What it means is that you use the previous values of the parameters and compute what you need on the right hand side. Once you're done, update the parameters. To do this the most clearly, create a temporary array inside your function that stores the results on the right hand side and return the computed result when you're finished.
def gradient_descent(x, y, theta, alpha):
''' simultaneously update theta0 and theta1 where
theta0 = theta0 - apha * 1/m * (sum of square error) '''
theta_return = np.zeros((2, 1))
theta_return[0] = theta[0] - (alpha / m) * ((x.dot(theta) - y).sum())
theta_return[1] = theta[1] - (alpha / m) * (((x.dot(theta) - y)*x[:, 1][:, None]).sum())
return theta_return
We first declare the temporary array then compute each part of the parameters, namely the intercept and slope separately then return what we need. The nice thing about the above code is that we're doing it vectorized. For the intercept term, x.dot(theta)
performs matrix vector multiplication where you have your data matrix x
and parameter vector theta
. By subtracting this result with the output values y
, we are computing the sum over all errors between the predicted values and true values, then multiplying by the learning rate then dividing by the number of samples. We do something similar with the slope term only we additionally multiply by each input value without the bias term. We additionally need to ensure the input values are in columns as slicing along the second column of x
results in a 1D NumPy array instead of a 2D with a singleton column. This allows the elementwise multiplication to play nicely together.
One more thing to note is that you don't need to compute the cost at all when updating the parameters. Mind you, inside your optimization loop it'll be nice to call it as you're updating your parameters so you can see how well your parameters are learning from your data.
To make this truly vectorized and thus exploiting the simultaneous update, you can formulate this as a matrix-vector multiplication on the training examples alone:
def gradient_descent(x, y, theta, alpha):
''' simultaneously update theta0 and theta1 where
theta0 = theta0 - apha * 1/m * (sum of square error) '''
return theta - (alpha / m) * x.T.dot(x.dot(theta) - y)
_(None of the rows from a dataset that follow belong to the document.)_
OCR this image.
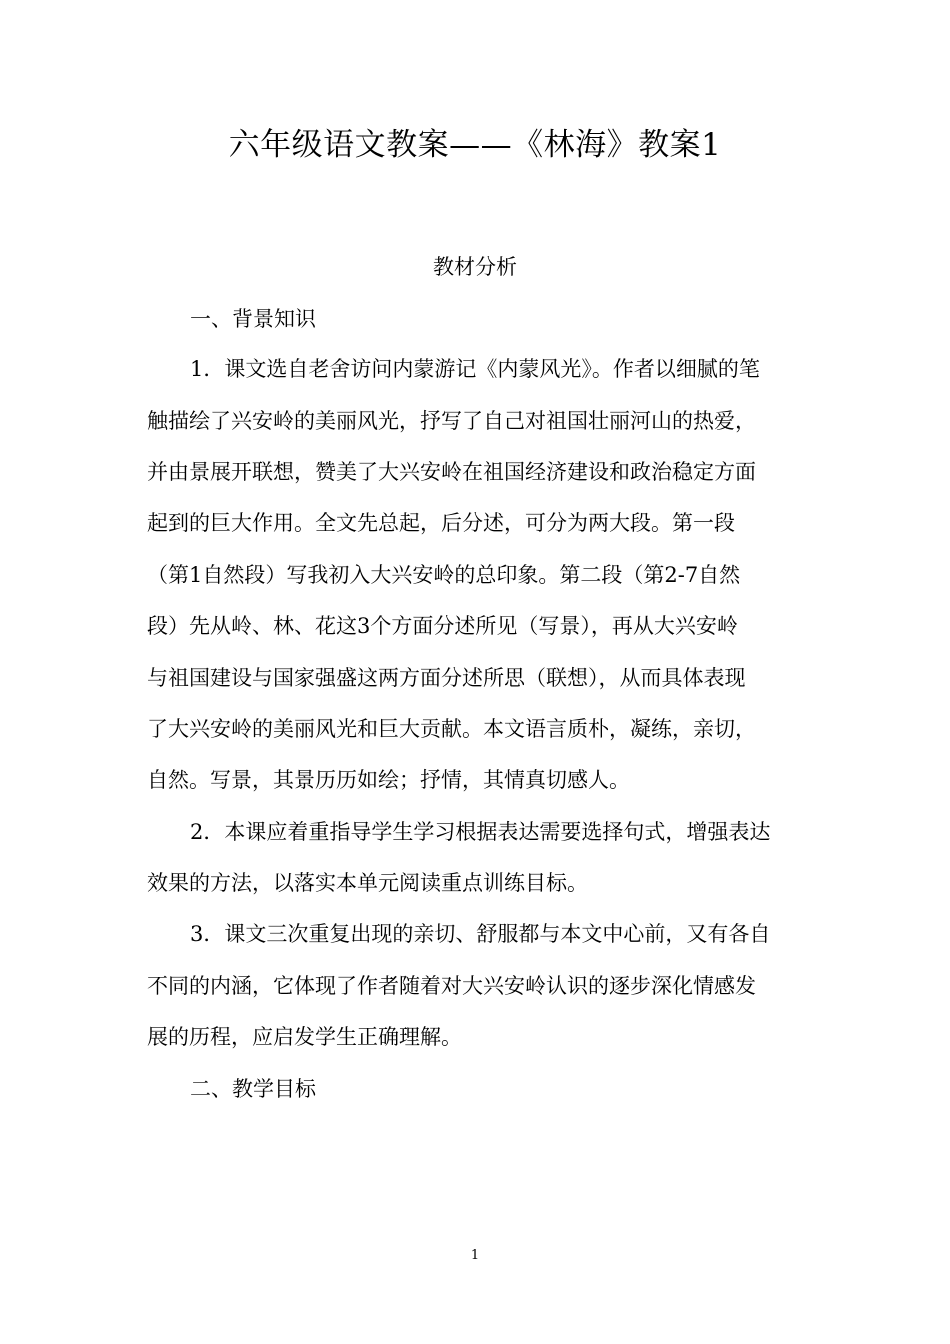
六年级语文教案——《林海》教案1
教材分析
一、背景知识
1．课文选自老舍访问内蒙游记《内蒙风光》。作者以细腻的笔
触描绘了兴安岭的美丽风光，抒写了自己对祖国壮丽河山的热爱，
并由景展开联想，赞美了大兴安岭在祖国经济建设和政治稳定方面
起到的巨大作用。全文先总起，后分述，可分为两大段。第一段
（第1自然段）写我初入大兴安岭的总印象。第二段（第2-7自然
段）先从岭、林、花这3个方面分述所见（写景），再从大兴安岭
与祖国建设与国家强盛这两方面分述所思（联想），从而具体表现
了大兴安岭的美丽风光和巨大贡献。本文语言质朴，凝练，亲切，
自然。写景，其景历历如绘；抒情，其情真切感人。
2．本课应着重指导学生学习根据表达需要选择句式，增强表达
效果的方法，以落实本单元阅读重点训练目标。
3．课文三次重复出现的亲切、舒服都与本文中心前，又有各自
不同的内涵，它体现了作者随着对大兴安岭认识的逐步深化情感发
展的历程，应启发学生正确理解。
二、教学目标
1
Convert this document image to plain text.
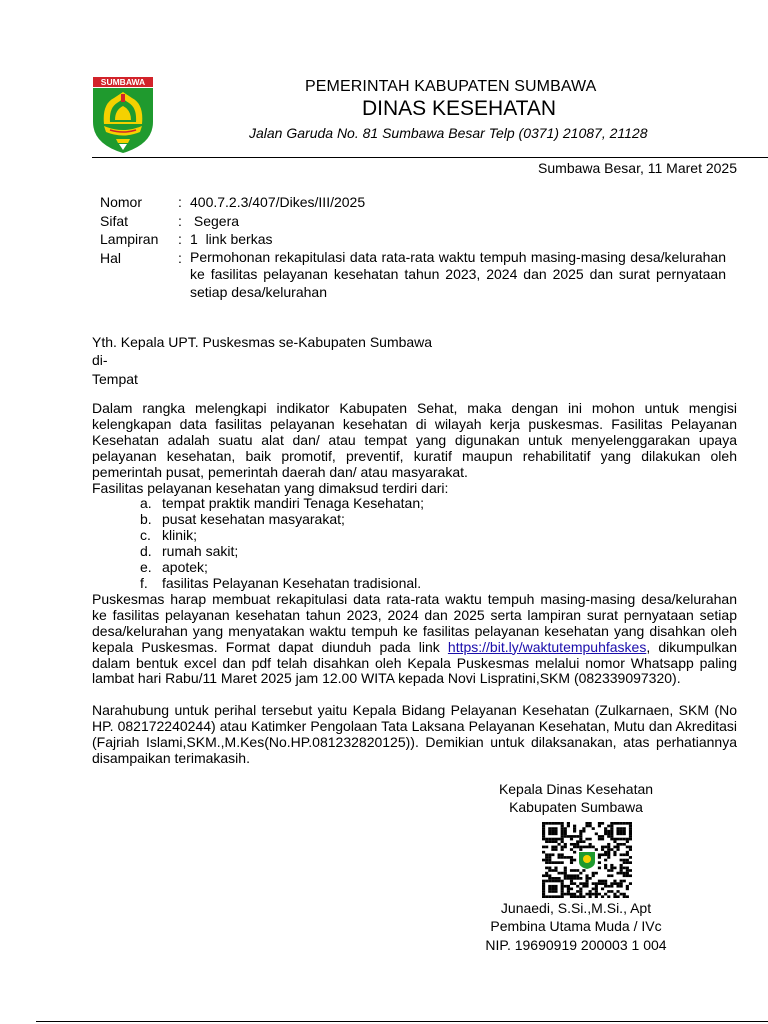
SUMBAWA	PEMERINTAH KABUPATEN SUMBAWA
DINAS KESEHATAN
Jalan Garuda No. 81 Sumbawa Besar Telp (0371) 21087, 21128
Sumbawa Besar, 11 Maret 2025
Nomor	: 400.7.2.3/407/Dikes/III/2025
Sifat	: Segera
Lampiran : 1  link berkas
Hal	: Permohonan rekapitulasi data rata-rata waktu tempuh masing-masing desa/kelurahan ke fasilitas pelayanan kesehatan tahun 2023, 2024 dan 2025 dan surat pernyataan setiap desa/kelurahan
Yth. Kepala UPT. Puskesmas se-Kabupaten Sumbawa
di-
Tempat

Dalam rangka melengkapi indikator Kabupaten Sehat, maka dengan ini mohon untuk mengisi kelengkapan data fasilitas pelayanan kesehatan di wilayah kerja puskesmas. Fasilitas Pelayanan Kesehatan adalah suatu alat dan/ atau tempat yang digunakan untuk menyelenggarakan upaya pelayanan kesehatan, baik promotif, preventif, kuratif maupun rehabilitatif yang dilakukan oleh pemerintah pusat, pemerintah daerah dan/ atau masyarakat.

Fasilitas pelayanan kesehatan yang dimaksud terdiri dari:

a. tempat praktik mandiri Tenaga Kesehatan;
b. pusat kesehatan masyarakat;
c. klinik;
d. rumah sakit;
e. apotek;
f. fasilitas Pelayanan Kesehatan tradisional.

Puskesmas harap membuat rekapitulasi data rata-rata waktu tempuh masing-masing desa/kelurahan ke fasilitas pelayanan kesehatan tahun 2023, 2024 dan 2025 serta lampiran surat pernyataan setiap desa/kelurahan yang menyatakan waktu tempuh ke fasilitas pelayanan kesehatan yang disahkan oleh kepala Puskesmas. Format dapat diunduh pada link https://bit.ly/waktutempuhfaskes, dikumpulkan dalam bentuk excel dan pdf telah disahkan oleh Kepala Puskesmas melalui nomor Whatsapp paling lambat hari Rabu/11 Maret 2025 jam 12.00 WITA kepada Novi Lispratini,SKM (082339097320).

Narahubung untuk perihal tersebut yaitu Kepala Bidang Pelayanan Kesehatan (Zulkarnaen, SKM (No HP. 082172240244) atau Katimker Pengolaan Tata Laksana Pelayanan Kesehatan, Mutu dan Akreditasi (Fajriah Islami,SKM.,M.Kes(No.HP.081232820125)). Demikian untuk dilaksanakan, atas perhatiannya disampaikan terimakasih.

Kepala Dinas Kesehatan
Kabupaten Sumbawa
Junaedi, S.Si.,M.Si., Apt
Pembina Utama Muda / IVc
NIP. 19690919 200003 1 004
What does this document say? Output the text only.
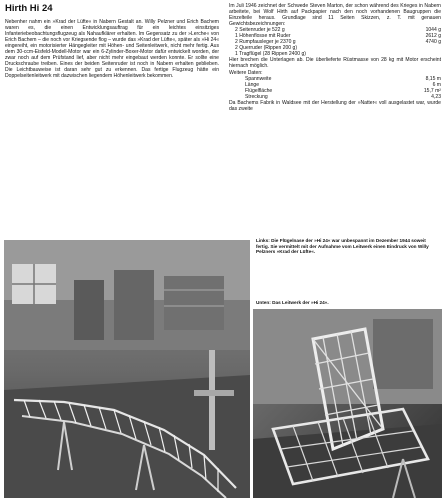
Hirth Hi 24

Nebenher nahm ein »Krad der Lüfte« in Nabern Gestalt an. Willy Pelzner und Erich Bachem waren es, die einen Entwicklungsauftrag für ein leichtes einsitziges Infanteriebeobachtungsflugzeug als Nahaufklärer erhalten. Im Gegensatz zu der »Lerche« von Erich Bachem – die noch vor Kriegsende flog – wurde das »Krad der Lüfte«, später als »Hi 24« eingereiht, ein motorisierter Hängegleiter mit Höhen- und Seitenleitwerk, nicht mehr fertig. Aus dem 30-ccm-Eisfeld-Modell-Motor war ein 6-Zylinder-Boxer-Motor dafür entwickelt worden, der zwar noch auf dem Prüfstand lief, aber nicht mehr eingebaut werden konnte. Er sollte eine Druckschraube treiben. Eines der beiden Seitenruder ist noch in Nabern erhalten geblieben. Die Leichtbauweise ist daran sehr gut zu erkennen. Das fertige Flugzeug hätte ein Doppelseitenleitwerk mit dazwischen liegendem Höhenleitwerk bekommen.

Im Juli 1946 zeichnet der Schwede Steven Marton, der schon während des Krieges in Nabern arbeitete, bei Wolf Hirth auf Packpapier nach den noch vorhandenen Baugruppen die Einzelteile heraus. Grundlage sind 11 Seiten Skizzen, z. T. mit genauen Gewichtsbezeichnungen:

2 Seitenruder je 522 g	1044 g
1 Höhenflosse mit Ruder	2612 g
2 Rumpfausleger je 2370 g	4740 g
2 Querruder (Rippen 200 g)
1 Tragflügel (28 Rippen 2400 g)

Hier brechen die Unterlagen ab. Die überlieferte Rüstmasse von 28 kg mit Motor erscheint hiernach möglich.

Weitere Daten:

Spannweite	8,15 m
Länge	6 m
Flügelfläche	15,7 m²
Streckung	4,23

Da Bachems Fabrik in Waldsee mit der Herstellung der »Natter« voll ausgelastet war, wurde das zweite

Links: Die Flügelnase der »Hi 24« war unbespannt im Dezember 1944 soweit fertig. Sie vermittelt mit der Aufnahme vom Leitwerk einen Eindruck von Willy Pelzners »Krad der Lüfte«.
Unten: Das Leitwerk der »Hi 24«.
What this does is that when we compute x.dot(theta)
, this calculates the the predicted values, then we combine this by subtracting with the expected values. This produces the error vector. When we pre-multiply by the transpose of x
, what ends up happening is that we take the error vector and perform the summation vectorized such that the first row of the transposed matrix x
corresponds to values of 1 meaning that we are simply summing up all of the error terms which gives us the update for the bias or intercept term. Similarly the second row of the transposed matrix x
additionally weights each error term by the corresponding sample value in x
(without the bias term of 1) and computes the sum that way. The result is a 2 x 1 vector which gives us the final update when we subtract with the previous value of our parameters and weighted by the learning rate and number of samples.
I didn't realize you were putting the code in an iterative framework. In that case you need to update the parameters at each iteration.
def gradient_descent(x, y, theta, alpha, iterations):
''' simultaneously update theta0 and theta1 where
theta0 = theta0 - apha * 1/m * (sum of square error) '''
theta_return = np.zeros((2, 1))
for i in range(iterations):
theta_return[0] = theta[0] - (alpha / m) * ((x.dot(theta) - y).sum())
theta_return[1] = theta[1] - (alpha / m) * (((x.dot(theta) - y)*x[:, 1][:, None]).sum())
theta = theta_return
return theta
theta = gradient_descent(x, y, theta, 0.01, 1000)
At each iteration, you update the parameters then set it properly so that the next time, the current updates become the previous updates.